One of the important movements in education over the last 20 years has been the development of content standards. Standards provide teachers, schools, districts, and states with a way to communicate a common vision of education. They form the overarching goals for student learning and performance. However, many times standards are so dense and convoluted they are hard for teachers, much less students, to understand. As a classroom teacher I know the importance of the learning the standards represent, yet the sheer density of standards can lead to a murky understanding of their intent.
So on one hand we have a guide for the learning that needs to happen in the classroom, but on the other hand we have a document that’s so unwieldy as to be an impediment to daily classroom instruction. A resolution to this juxtaposition is to take the standards and break them down into the scaffolding pieces that students can work with as they ascend up to successful mastery of the standard. When done well this deconstruction process results in clearer and deeper understanding of the standard on the part of the teacher and student.
When I began deconstructing standards I struggled. I was often unsure if I was doing it “right”, and wondered whether the end product would actually be useful. The very first set of targets I deconstructed from standards was for an energy unit. I put them on the board at the start of the unit and told students this was what they were going to learn. Then I never referred to them again! Yet I taught that unit the best I ever had, and students performed better than before. The reason was for the first time I was clear on what my students needed to know and do. I understood what the pieces of learning were and how they fit together. I was no longer teaching to a vague idea of the standards. I was teaching to the intent of the standards.
Deconstruction begins by examining a standard and determining the knowledge, reasoning, performance skills, and products needed to successfully master it. This process is time consuming and fraught with potential roadblocks. There will be differences of opinions in how the standards break out. There will disagreements over what parts of the standards are essential learning. However, these conversations will allow a group of teachers to form a coherent vision of what student learning will look like in their classes. No longer will different teachers have their own personal interpretation of the standards. No longer will it matter which teacher a student has because all teachers are heading for the same destination.
The next step involves taking these learning pieces, these learning targets, and putting them into student-friendly language. We want our students to engage with the learning and that starts by clarifying some words and concepts. For example my students will need to know about energy transformations. However, if I use transformations in the target I will have some students who immediately shut down and decide they can’t do it because it’s one of those hard science words.
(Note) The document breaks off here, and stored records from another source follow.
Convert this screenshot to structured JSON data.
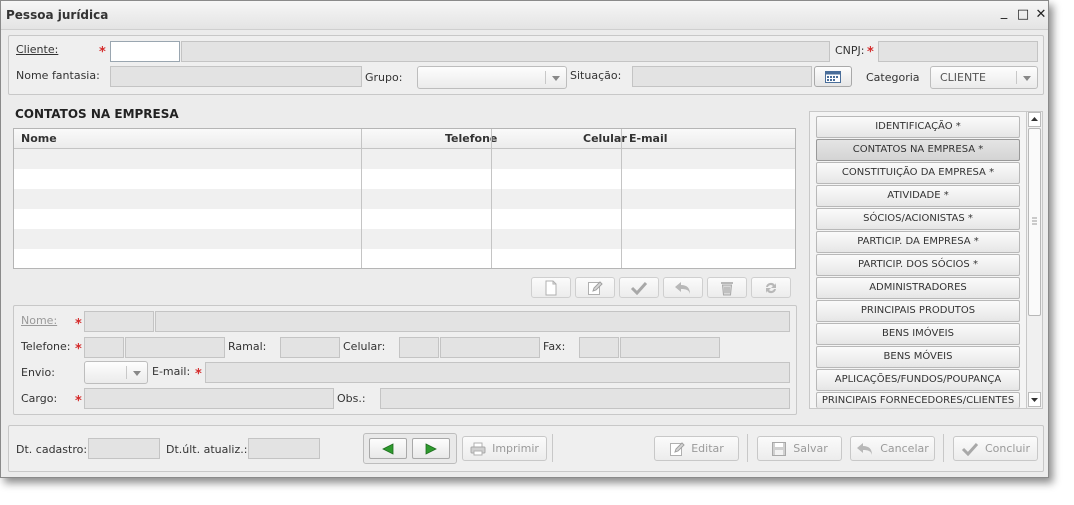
{
  "window": {
    "title": "Pessoa jurídica",
    "minimize": "_",
    "maximize": "□",
    "close": "✕"
  },
  "header": {
    "cliente_label": "Cliente:",
    "cnpj_label": "CNPJ:",
    "nome_fantasia_label": "Nome fantasia:",
    "grupo_label": "Grupo:",
    "grupo_value": "",
    "situacao_label": "Situação:",
    "categoria_label": "Categoria",
    "categoria_value": "CLIENTE"
  },
  "contacts": {
    "section_title": "CONTATOS NA EMPRESA",
    "columns": [
      "Nome",
      "Telefone",
      "Celular",
      "E-mail"
    ],
    "rows": []
  },
  "toolbar": {
    "icons": [
      "new-icon",
      "edit-icon",
      "confirm-icon",
      "undo-icon",
      "trash-icon",
      "refresh-icon"
    ]
  },
  "contact_form": {
    "nome_label": "Nome:",
    "telefone_label": "Telefone:",
    "ramal_label": "Ramal:",
    "celular_label": "Celular:",
    "fax_label": "Fax:",
    "envio_label": "Envio:",
    "email_label": "E-mail:",
    "cargo_label": "Cargo:",
    "obs_label": "Obs.:"
  },
  "nav_sections": [
    "IDENTIFICAÇÃO *",
    "CONTATOS NA EMPRESA *",
    "CONSTITUIÇÃO DA EMPRESA *",
    "ATIVIDADE *",
    "SÓCIOS/ACIONISTAS *",
    "PARTICIP. DA EMPRESA *",
    "PARTICIP. DOS SÓCIOS *",
    "ADMINISTRADORES",
    "PRINCIPAIS PRODUTOS",
    "BENS IMÓVEIS",
    "BENS MÓVEIS",
    "APLICAÇÕES/FUNDOS/POUPANÇA",
    "PRINCIPAIS FORNECEDORES/CLIENTES"
  ],
  "active_nav": "CONTATOS NA EMPRESA *",
  "footer": {
    "dt_cadastro_label": "Dt. cadastro:",
    "dt_ult_label": "Dt.últ. atualiz.:",
    "imprimir": "Imprimir",
    "editar": "Editar",
    "salvar": "Salvar",
    "cancelar": "Cancelar",
    "concluir": "Concluir"
  },
  "colors": {
    "required": "#d42a2a",
    "nav_arrow": "#2e9a2e",
    "disabled_text": "#9a9a9a"
  }
}
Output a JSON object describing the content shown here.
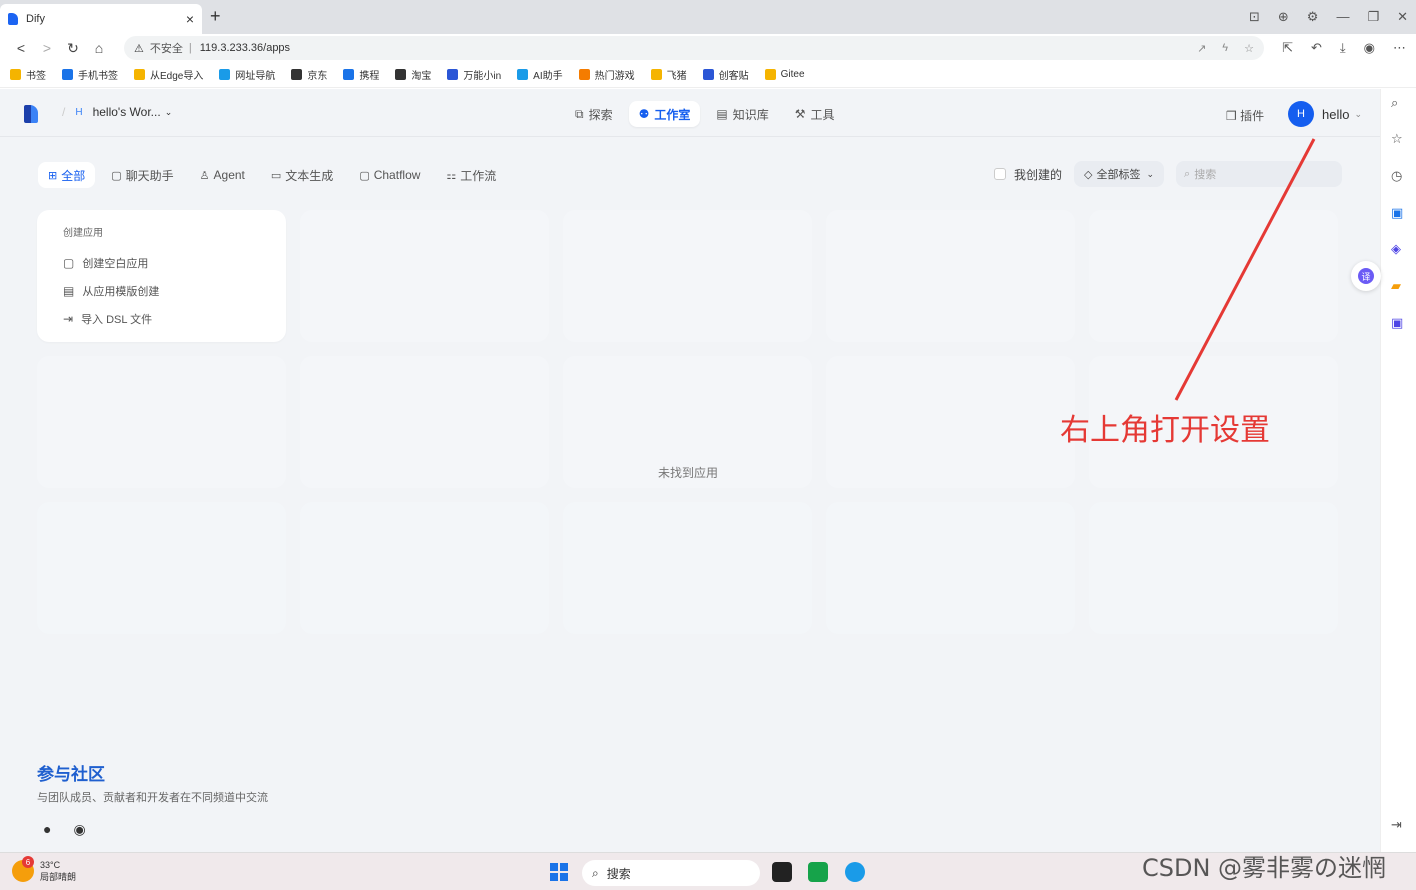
{
  "browser": {
    "tab_title": "Dify",
    "tab_close": "×",
    "new_tab": "+",
    "insecure_label": "不安全",
    "url": "119.3.233.36/apps",
    "bookmarks": [
      {
        "label": "书签",
        "color": "#f5b400"
      },
      {
        "label": "手机书签",
        "color": "#1a73e8"
      },
      {
        "label": "从Edge导入",
        "color": "#f5b400"
      },
      {
        "label": "网址导航",
        "color": "#1a9be8"
      },
      {
        "label": "京东",
        "color": "#333333"
      },
      {
        "label": "携程",
        "color": "#1a73e8"
      },
      {
        "label": "淘宝",
        "color": "#333333"
      },
      {
        "label": "万能小in",
        "color": "#2b56d6"
      },
      {
        "label": "AI助手",
        "color": "#1a9be8"
      },
      {
        "label": "热门游戏",
        "color": "#f57c00"
      },
      {
        "label": "飞猪",
        "color": "#f5b400"
      },
      {
        "label": "创客贴",
        "color": "#2b56d6"
      },
      {
        "label": "Gitee",
        "color": "#f5b400"
      }
    ]
  },
  "header": {
    "workspace_initial": "H",
    "workspace_name": "hello's Wor...",
    "nav": [
      {
        "label": "探索",
        "icon": "explore-icon"
      },
      {
        "label": "工作室",
        "icon": "robot-icon"
      },
      {
        "label": "知识库",
        "icon": "book-icon"
      },
      {
        "label": "工具",
        "icon": "tool-icon"
      }
    ],
    "plugin_label": "插件",
    "user_initial": "H",
    "user_name": "hello"
  },
  "filters": {
    "tabs": [
      "全部",
      "聊天助手",
      "Agent",
      "文本生成",
      "Chatflow",
      "工作流"
    ],
    "created_by_me": "我创建的",
    "all_tags": "全部标签",
    "search_placeholder": "搜索"
  },
  "create_card": {
    "title": "创建应用",
    "items": [
      "创建空白应用",
      "从应用模版创建",
      "导入 DSL 文件"
    ]
  },
  "empty_text": "未找到应用",
  "community": {
    "title": "参与社区",
    "subtitle": "与团队成员、贡献者和开发者在不同频道中交流"
  },
  "annotation": {
    "text": "右上角打开设置",
    "color": "#e53935"
  },
  "taskbar": {
    "weather_badge": "6",
    "temperature": "33°C",
    "weather_desc": "局部晴朗",
    "search_label": "搜索"
  },
  "watermark": "CSDN @雾非雾の迷惘"
}
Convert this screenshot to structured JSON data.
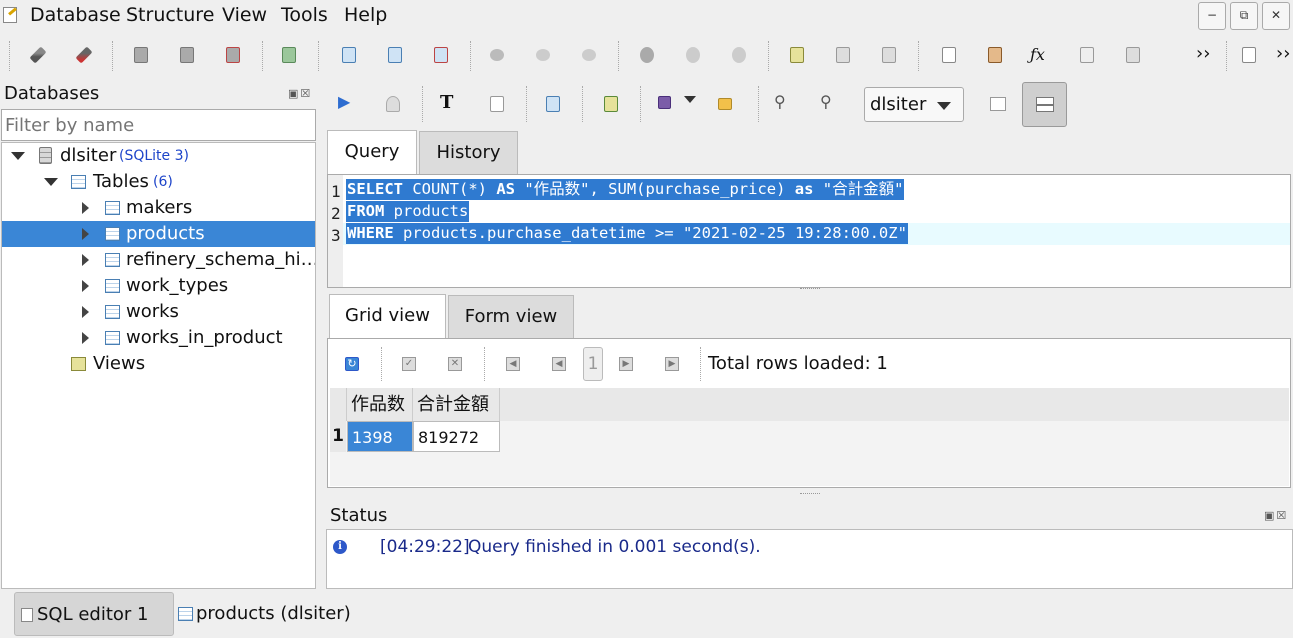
{
  "menu": {
    "items": [
      "Database",
      "Structure",
      "View",
      "Tools",
      "Help"
    ]
  },
  "window_controls": [
    "minimize",
    "restore",
    "close"
  ],
  "databases_panel": {
    "title": "Databases",
    "filter_placeholder": "Filter by name",
    "tree": {
      "db_name": "dlsiter",
      "db_type": "(SQLite 3)",
      "tables_label": "Tables",
      "tables_count": "(6)",
      "tables": [
        "makers",
        "products",
        "refinery_schema_hi…",
        "work_types",
        "works",
        "works_in_product"
      ],
      "selected_table": "products",
      "views_label": "Views"
    }
  },
  "sql_toolbar": {
    "db_select": "dlsiter"
  },
  "editor_tabs": {
    "query": "Query",
    "history": "History"
  },
  "editor": {
    "line_numbers": [
      "1",
      "2",
      "3"
    ],
    "lines": [
      "SELECT COUNT(*) AS \"作品数\", SUM(purchase_price) as \"合計金額\"",
      "FROM products",
      "WHERE products.purchase_datetime >= \"2021-02-25 19:28:00.0Z\""
    ]
  },
  "result_tabs": {
    "grid": "Grid view",
    "form": "Form view"
  },
  "results": {
    "page_number": "1",
    "total_rows_label": "Total rows loaded: 1",
    "columns": [
      "作品数",
      "合計金額"
    ],
    "row_number": "1",
    "row": [
      "1398",
      "819272"
    ]
  },
  "status": {
    "title": "Status",
    "time": "[04:29:22]",
    "message": "Query finished in 0.001 second(s)."
  },
  "bottom_tabs": [
    "SQL editor 1",
    "products (dlsiter)"
  ]
}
On the other hand, if I use changes instead of transformations, my students won’t be intimidated but also won’t get the real intention of the learning. A solution is to use a “this means” statement. This translates my target from “I can give examples of energy transformations” to “I can give examples of energy transformations. This means when energy is changed from one form to another.” In this way I’ve given my students an entryway into the learning. They still don’t know what energy changes are, but they don’t immediately shut down either. This gives us both a fighting chance for success.
Standards are important for learning in today’s educational system. However, the communication of the learning intention implied by each standard is even more important. We have to make the learning accessible to students and help them see that it’s attainable. It’s never a case that one day students aren’t mastering the standard and the next day suddenly they are. Instead it’s the slow steady accumulation of knowledge, reasoning, skill, and product learning that takes students from the starting line to the finish line of mastery.
Ken Mattingly, a science teacher at Rockcastle County Middle School in Mount Vernon, Kentucky, has 18 years of experience in sixth and seventh grades and holds national certification in early adolescent science. He has worked on implementing classroom assessment for student learning practices in his classroom for the past seven years, and led the implementation of standards-based grading in his school. During the past two years Ken has worked with multiple school districts across Kentucky to help develop a vision of balanced assessment, promote transparency in grading practices, and shift the teacher and student focus to the learning instead of the grade.